Rate-1/2 Code (Adaptive Tampering). In order to instantiate the compiler from Sect. 3.2, we need a leakage-resilient continuously non-malleable code in the split-state model. Luckily, the above construction inherits leakage resilience from the underlying leakage-resilient code.

Hence, assuming collision-resistant hash functions and non-interactive zero-knowledge proofs, we have obtained a rate-1/2 continuously non-malleable code with computational security against adaptive split-state tampering in the common reference string model, as stated in item (ii) of Theorem 1.

Rate-One Code (Adaptive Tampering). Finally, we can instantiate the compiler from Sect. 3.3 under the same assumptions of the previous code, i.e. all we need is a leakage-resilient continuously non-malleable code in the split-state model. Here, we can further simplify the above construction by relying on the random oracle heuristic, and consider codewords of the form \((c_0,c_1) = ((c_0',h_1),(c_1',h_0))\), where \(h_0\) (resp. \(h_1\)) is computed by hashing \(c_0'\) (resp. \(c_1'\)) via a random oracle. One can prove that this construction achieves (computational) continuous non-malleability in the split-state model.

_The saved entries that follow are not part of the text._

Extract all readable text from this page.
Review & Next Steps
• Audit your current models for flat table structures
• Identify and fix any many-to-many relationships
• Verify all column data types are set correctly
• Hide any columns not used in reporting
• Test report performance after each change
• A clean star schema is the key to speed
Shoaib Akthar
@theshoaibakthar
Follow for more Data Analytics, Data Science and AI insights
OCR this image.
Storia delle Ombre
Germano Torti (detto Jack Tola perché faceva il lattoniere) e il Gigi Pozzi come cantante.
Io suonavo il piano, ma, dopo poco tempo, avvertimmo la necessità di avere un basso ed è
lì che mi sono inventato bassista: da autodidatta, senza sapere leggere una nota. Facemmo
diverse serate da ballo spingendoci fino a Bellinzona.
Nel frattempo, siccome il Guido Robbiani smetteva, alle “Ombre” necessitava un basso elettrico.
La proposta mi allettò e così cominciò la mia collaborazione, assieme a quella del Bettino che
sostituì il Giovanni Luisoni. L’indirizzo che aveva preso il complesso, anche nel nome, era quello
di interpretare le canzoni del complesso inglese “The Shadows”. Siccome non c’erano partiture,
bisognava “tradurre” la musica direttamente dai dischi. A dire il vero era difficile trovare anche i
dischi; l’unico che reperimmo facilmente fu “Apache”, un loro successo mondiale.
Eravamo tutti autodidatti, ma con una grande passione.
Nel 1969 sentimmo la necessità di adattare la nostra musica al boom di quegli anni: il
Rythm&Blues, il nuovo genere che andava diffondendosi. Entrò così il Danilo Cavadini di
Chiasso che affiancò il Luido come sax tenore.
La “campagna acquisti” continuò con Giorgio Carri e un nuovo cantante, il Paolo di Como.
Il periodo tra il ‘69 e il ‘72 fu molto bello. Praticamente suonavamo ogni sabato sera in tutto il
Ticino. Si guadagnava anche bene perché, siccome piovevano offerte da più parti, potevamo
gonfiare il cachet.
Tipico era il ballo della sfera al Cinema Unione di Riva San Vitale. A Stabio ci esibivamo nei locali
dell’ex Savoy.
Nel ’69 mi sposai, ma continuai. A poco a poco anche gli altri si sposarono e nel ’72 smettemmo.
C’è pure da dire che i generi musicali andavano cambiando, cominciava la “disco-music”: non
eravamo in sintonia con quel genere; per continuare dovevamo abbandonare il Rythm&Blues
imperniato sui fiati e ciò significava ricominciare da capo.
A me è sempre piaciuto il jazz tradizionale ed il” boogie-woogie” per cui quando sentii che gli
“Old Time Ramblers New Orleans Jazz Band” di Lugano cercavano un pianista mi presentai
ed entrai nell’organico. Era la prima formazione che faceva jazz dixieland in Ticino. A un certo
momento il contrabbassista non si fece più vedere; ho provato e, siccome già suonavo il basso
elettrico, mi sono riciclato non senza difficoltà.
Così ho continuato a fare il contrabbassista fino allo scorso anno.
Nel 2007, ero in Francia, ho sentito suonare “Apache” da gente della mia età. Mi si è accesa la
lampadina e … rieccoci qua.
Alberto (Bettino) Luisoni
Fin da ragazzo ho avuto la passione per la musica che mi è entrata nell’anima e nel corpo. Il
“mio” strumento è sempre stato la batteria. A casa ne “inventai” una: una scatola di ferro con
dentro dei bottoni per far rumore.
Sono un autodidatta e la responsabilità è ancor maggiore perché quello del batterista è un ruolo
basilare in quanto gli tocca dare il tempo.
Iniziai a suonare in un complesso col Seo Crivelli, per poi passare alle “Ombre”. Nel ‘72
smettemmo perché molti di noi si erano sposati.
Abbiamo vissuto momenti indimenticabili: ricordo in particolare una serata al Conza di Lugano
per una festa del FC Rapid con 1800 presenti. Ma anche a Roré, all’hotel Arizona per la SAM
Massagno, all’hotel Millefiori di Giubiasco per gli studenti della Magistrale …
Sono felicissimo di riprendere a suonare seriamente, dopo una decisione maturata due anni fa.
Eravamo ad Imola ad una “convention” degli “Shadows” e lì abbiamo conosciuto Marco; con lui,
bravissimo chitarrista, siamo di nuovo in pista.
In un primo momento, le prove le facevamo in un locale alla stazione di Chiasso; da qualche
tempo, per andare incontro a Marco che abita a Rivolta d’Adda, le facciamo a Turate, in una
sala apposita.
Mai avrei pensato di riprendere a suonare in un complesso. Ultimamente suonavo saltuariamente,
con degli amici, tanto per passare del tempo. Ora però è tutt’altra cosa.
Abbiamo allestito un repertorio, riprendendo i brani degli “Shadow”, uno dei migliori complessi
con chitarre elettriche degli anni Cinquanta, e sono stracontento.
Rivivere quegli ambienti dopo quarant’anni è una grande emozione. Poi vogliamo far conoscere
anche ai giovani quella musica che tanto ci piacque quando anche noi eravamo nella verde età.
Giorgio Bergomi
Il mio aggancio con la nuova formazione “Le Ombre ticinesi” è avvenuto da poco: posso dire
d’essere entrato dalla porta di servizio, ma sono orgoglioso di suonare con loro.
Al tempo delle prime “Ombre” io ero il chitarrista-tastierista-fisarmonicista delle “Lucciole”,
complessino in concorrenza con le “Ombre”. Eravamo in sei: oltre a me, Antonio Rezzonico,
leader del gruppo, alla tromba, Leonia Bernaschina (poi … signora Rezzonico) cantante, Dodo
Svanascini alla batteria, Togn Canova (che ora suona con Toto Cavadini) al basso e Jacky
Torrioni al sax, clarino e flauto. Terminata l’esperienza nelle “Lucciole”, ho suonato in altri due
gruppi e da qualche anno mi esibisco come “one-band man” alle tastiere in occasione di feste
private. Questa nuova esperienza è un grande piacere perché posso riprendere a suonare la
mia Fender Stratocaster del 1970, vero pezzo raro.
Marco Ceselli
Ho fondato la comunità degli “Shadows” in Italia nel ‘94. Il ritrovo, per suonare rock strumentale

Hence, we have obtained a rate-optimal continuously non-malleable code with computational security against adaptive split-state tampering in the (non-programmable) random oracle model, as stated in item (iii) of Theorem 1.

5.2 Bit-Wise Independent Model

The ECSS for the \(\mathcal {F}_\mathsf{bit}^n\)-compiler can be instantiated using share packing, as shown in [8]. This results in a \((k,n,T,D)\)-ECSS with \(T= D= \tilde{\Theta }(n^{3/4})\) and \(n= (1+o(1))k\), which in turn allows to choose, e.g., \(E= n^{1/4+\gamma }\) for any \(\gamma > 0\).

The low-rate CNMC \(\varSigma '\) can be instantiated, e.g., by the codes of [16, 19]. Note that such codes are in the plain model (i.e., algorithm \(\mathsf {Init}'\) returns the empty string), and thus Theorem 4 yields a rate-optimal continuously non-malleable code with information-theoretic security against adaptive bit-wise independent tampering, and without trusted setup, as stated in Theorem 2.

6 Conclusions

We have provided several constructions of rate-optimizing compilers for continuously non-malleable codes in the bit-wise independent and split-state tampering models. While in the former case our compiler is optimal both in terms of rate and assumptions (in fact, the result is unconditional), in the latter case we only get rate-optimal codes for the case of non-adaptive tampering and assuming trusted setup, and in the random oracle model. Thus, the main problem left open by our work is whether rate-one continuously non-malleable codes for the split-state model, with adaptive security and without random oracles, actually exist (with or without trusted setup).